SANTA MONICA, CALIFORNIA • A California judge on Wednesday indefinitely postponed a sworn deposition of comedian Bill Cosby in a sexual assault lawsuit against him, citing his right to avoid selfincrimination in a separate criminal case pending in Pennsylvania.
Los Angeles County Superior Court Judge Craig Kaplan said he granted the delay in recognition that Cosby's constitutional prerogative to remain silent in the face of criminal prosecution could limit his ability to answer questions under oath in civil proceedings.
He also put on hold any further deposition of Judy Huth, who brought the civil lawsuit alleging Cosby plied her with alcohol and molested her in 1974 at the Playboy Mansion in Los Angeles when she was 15.
Wednesday's ruling could portend similar delays in several other lawsuits accusing the entertainer of sexual misconduct.
Former Los Angeles Deputy District Attorney Dmitry Gorin said: "There's a great risk that all these lawsuits are going to be put off for an indefinite period of time, specifically until the criminal case ends."

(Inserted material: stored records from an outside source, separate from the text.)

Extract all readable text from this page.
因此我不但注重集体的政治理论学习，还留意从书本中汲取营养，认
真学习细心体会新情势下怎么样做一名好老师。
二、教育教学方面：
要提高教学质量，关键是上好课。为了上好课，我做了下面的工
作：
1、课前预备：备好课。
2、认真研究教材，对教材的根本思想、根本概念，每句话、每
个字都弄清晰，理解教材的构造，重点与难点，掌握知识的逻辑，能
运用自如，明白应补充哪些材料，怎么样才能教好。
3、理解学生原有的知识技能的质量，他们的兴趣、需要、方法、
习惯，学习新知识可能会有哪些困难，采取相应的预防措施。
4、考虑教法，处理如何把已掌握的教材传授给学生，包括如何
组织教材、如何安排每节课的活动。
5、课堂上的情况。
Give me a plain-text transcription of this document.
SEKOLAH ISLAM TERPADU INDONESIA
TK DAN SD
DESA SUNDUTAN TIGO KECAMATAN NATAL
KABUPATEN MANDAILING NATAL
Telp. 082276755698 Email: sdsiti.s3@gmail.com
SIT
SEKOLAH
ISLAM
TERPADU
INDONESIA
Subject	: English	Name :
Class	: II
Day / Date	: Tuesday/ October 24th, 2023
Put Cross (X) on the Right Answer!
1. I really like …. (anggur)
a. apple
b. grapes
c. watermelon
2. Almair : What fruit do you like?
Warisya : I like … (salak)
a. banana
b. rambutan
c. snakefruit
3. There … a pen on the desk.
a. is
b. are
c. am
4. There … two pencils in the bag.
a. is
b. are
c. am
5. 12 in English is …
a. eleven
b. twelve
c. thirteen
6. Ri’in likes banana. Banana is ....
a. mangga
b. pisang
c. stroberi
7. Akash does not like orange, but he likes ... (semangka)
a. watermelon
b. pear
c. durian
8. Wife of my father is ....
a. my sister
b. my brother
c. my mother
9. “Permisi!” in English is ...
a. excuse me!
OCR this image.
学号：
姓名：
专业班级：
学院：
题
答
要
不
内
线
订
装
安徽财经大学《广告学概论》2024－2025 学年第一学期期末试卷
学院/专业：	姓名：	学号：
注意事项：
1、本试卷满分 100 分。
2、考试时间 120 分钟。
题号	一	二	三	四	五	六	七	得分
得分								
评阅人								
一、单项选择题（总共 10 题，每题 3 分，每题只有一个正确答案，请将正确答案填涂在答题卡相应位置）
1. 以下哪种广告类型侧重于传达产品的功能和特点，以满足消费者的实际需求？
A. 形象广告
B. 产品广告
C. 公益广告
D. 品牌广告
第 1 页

Cosby, 78, who is free on bail in the Pennsylvania case, had been scheduled to submit to questioning under oath from Huth's attorney Gloria Allred on April 7.
She previously deposed him in October.
The judge ruled that depositions of other witnesses in the case could proceed and Ms Allred said she planned to take a sworn statement from Playboy magazine founder Hugh Hefner.
More than 50 women have come forward over the past two years to accuse Cosby of rape and other sexual wrongdoings.
Most involve encounters said to have occurred a decade or more ago, exceeding the statute of limitations for legal action.
The comedian, who personified the model family man in the television series The Cosby Show, has acknowledged marital infidelity, but denied engaging in nonconsensual sexual behaviour.
At least nine women are suing him for defamation, claiming they were smeared by his public assertions that they fabricated their stories.
Huth filed her suit under a California law allowing victims of childhood abuse to sue beyond the statute of limitations if, within the last three years, they have realised they suffered from psychological damage that had been repressed.
Cosby's attorneys argued that was not the case for her because "she tried to sell her story to the tabloids nearly a decade ago".
The judge has set an April 14 hearing to consider those arguments.